One of your best Tim.
@AndrewC you forgot the : “- the standard auto-reply from the company to any press enquiry.”
I could be mistaken, but I’m pretty sure only certain specific sections of “the Press” get that poo emoji.
The rest gets the usual “we’ve received your mail and may reply when we feel like it if we think you have actual business with us.” stuff.
But that interview is hilarious, and that “Journalist” basically destroyed himself.
Growing plants isn’t fast enough. That would take decades. Don’t you know there’s an election every five years or less?
So what is the optimum CO2 proportion in the atmosphere. And if it is significantly lower than now, WTF is so wrong with now?
I see it is climate emergency now in all the smart places. What emergency, exactly?
rhoda, it is currently at around 420ppm.
Around about 170 ppm is a level where we, all plants, trees and animals die. Grass would survive though, so that’s oK.
700 – 1000ppm is maintained in commercial greenhouses to increase growth and the plants thrive.
7000ppm is believed to be the highest it has been in the past, during the Pre-Cambrian period. For some reason this is known as ‘the explosion of life’……….
Far from there being too much CO2 in the atmosphere, we are closer to extinction due to too little.
96% of all C02 currently is in the oceans. There is a continuous exchange between the atmosphere and the seas which is temperature dependent. Outgassing when water temps rise, absorption when water temps cool. Therefore increases in atmospheric CO2 is caused by global warming, not the reverse.
Mankind is only ‘pumping’ into the atmosphere a very small fraction of the carbon dioxide that was removed from the atmosphere and fixed underground in past times by natural process as fossil fuels, when C02 concentration was up to five or six times higher.
So which is the ‘correct’ amount, 1 800ppm in the Jurassic Age or the 421 ppm it is now? There was no runaway Planet-ending global warming during the Jurassic Period, and in fact ice ages followed. How so?
During ice ages CO2 is at a minimum – fixed in frozen water. So how does the Earth warm up if CO2 is the magic ‘greenhouse’ gas? With high CO2 concentrations in other times, how does the Earth cool down?

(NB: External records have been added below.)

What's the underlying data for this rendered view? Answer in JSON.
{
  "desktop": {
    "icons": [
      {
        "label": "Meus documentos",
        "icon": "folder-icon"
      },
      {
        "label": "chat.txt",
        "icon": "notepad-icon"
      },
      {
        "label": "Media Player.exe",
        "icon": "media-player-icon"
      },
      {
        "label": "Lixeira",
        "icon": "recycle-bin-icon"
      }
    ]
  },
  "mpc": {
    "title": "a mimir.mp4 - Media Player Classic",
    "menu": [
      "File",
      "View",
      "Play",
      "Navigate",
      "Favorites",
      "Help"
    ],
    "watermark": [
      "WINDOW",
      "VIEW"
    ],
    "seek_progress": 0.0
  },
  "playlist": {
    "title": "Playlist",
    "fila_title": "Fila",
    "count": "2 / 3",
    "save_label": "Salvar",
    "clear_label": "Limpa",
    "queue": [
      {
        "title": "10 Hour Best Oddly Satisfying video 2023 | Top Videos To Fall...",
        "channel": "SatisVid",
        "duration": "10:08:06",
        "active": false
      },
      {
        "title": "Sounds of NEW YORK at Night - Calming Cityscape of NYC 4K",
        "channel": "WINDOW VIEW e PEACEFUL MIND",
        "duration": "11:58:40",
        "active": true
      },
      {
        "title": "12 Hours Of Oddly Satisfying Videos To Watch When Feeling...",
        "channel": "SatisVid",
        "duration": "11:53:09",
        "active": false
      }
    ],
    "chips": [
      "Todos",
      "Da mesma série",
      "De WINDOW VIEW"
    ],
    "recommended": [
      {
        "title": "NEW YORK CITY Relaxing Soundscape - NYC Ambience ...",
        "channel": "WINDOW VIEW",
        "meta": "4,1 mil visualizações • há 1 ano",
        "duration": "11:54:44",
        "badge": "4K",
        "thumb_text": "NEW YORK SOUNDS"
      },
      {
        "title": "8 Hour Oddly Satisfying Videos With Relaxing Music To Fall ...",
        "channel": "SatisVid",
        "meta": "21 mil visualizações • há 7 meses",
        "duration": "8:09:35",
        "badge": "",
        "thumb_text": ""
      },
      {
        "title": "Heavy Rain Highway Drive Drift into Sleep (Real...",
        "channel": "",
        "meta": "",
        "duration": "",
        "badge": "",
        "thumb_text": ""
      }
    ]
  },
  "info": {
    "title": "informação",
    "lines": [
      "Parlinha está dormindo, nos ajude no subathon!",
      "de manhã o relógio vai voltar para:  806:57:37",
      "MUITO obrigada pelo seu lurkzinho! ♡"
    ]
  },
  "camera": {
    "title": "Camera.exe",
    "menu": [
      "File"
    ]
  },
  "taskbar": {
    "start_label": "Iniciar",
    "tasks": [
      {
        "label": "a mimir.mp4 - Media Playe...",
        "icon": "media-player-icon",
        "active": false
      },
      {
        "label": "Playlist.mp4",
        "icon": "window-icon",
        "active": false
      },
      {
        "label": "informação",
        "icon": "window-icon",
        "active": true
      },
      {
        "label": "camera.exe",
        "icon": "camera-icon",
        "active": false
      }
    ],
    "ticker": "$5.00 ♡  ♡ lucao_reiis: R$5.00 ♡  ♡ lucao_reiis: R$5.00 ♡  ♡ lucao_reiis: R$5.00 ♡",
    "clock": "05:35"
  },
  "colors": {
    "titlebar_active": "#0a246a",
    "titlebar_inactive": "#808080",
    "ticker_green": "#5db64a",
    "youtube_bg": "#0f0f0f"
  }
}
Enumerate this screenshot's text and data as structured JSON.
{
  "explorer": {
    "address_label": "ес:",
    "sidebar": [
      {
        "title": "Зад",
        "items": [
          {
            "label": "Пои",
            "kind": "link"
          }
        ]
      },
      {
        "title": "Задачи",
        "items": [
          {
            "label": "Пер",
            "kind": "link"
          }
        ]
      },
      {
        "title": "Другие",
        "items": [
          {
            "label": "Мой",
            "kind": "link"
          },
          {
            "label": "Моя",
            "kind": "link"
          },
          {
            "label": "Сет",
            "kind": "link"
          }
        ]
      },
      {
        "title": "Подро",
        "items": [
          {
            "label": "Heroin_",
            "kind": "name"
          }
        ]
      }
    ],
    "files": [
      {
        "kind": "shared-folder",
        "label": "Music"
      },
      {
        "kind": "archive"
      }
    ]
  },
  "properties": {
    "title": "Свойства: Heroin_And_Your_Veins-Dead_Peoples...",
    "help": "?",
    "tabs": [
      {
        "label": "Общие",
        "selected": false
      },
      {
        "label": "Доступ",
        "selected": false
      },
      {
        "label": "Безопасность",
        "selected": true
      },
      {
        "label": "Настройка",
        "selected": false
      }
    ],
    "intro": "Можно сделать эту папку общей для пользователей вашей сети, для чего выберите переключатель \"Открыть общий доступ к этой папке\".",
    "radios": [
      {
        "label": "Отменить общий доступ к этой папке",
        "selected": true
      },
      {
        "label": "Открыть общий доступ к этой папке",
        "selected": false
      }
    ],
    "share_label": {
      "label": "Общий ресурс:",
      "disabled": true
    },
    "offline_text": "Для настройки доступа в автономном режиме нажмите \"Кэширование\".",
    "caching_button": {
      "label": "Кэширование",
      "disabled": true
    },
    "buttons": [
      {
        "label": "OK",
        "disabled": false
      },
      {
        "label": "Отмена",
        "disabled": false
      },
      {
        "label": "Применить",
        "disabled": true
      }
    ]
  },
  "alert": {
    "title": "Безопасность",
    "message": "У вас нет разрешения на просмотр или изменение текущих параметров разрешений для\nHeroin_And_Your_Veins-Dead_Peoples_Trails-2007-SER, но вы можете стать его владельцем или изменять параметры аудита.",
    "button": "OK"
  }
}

Below 200ppm plant life starts to die. Plant life grows faster and more copiously above 1 000 ppm. Commercial green houses and plant nurseries maintain and concentration at around 1 200 ppm to accelerate plant growth and produce more robust plants.
The entire climate change ‘science’ is bogus. It’s a scam.
‘rhoda, it is currently at around 420ppm.’
Interesting Addolff. I understood it was about half that before the rise took place. If collapse takes place at 170 ppm, it was getting a little low.
Dear old Gaia obviously had the right idea in creating us to dig up all that fossil carbon and burn it.
John B et al. Are you aware of Joe Bastardi? He is a metereologist (WeatherBell) who looks at current conditions and compares them to past events and tries to give a hint (don’t want to use the word ‘prediction’) on his ‘Saturday Summary’ about the weather over the upcoming weeks / months.
He believes the whole CO2 stuff is bollox but has recently been looking at sea surface temperatures and the very close correlation to seismic activity since the mid 1980’s. Not his data, a Dr. Arthur Vitorito.
Scroll down the page. https://www.weatherbell.com/#featured. For those with a 5 second attention span or dislike of show music, go to the 2.30 minute mark
More than once, in geological time, we’ve seen a ‘snowball earth’, where the ice sheets have covered the entire planet. The very high albedo this creates keeps the temperatures in the deep freeze – the planet only escaped from this condition when massive eruptions released sufficient CO2 to raise temperatures enough to start a big melt.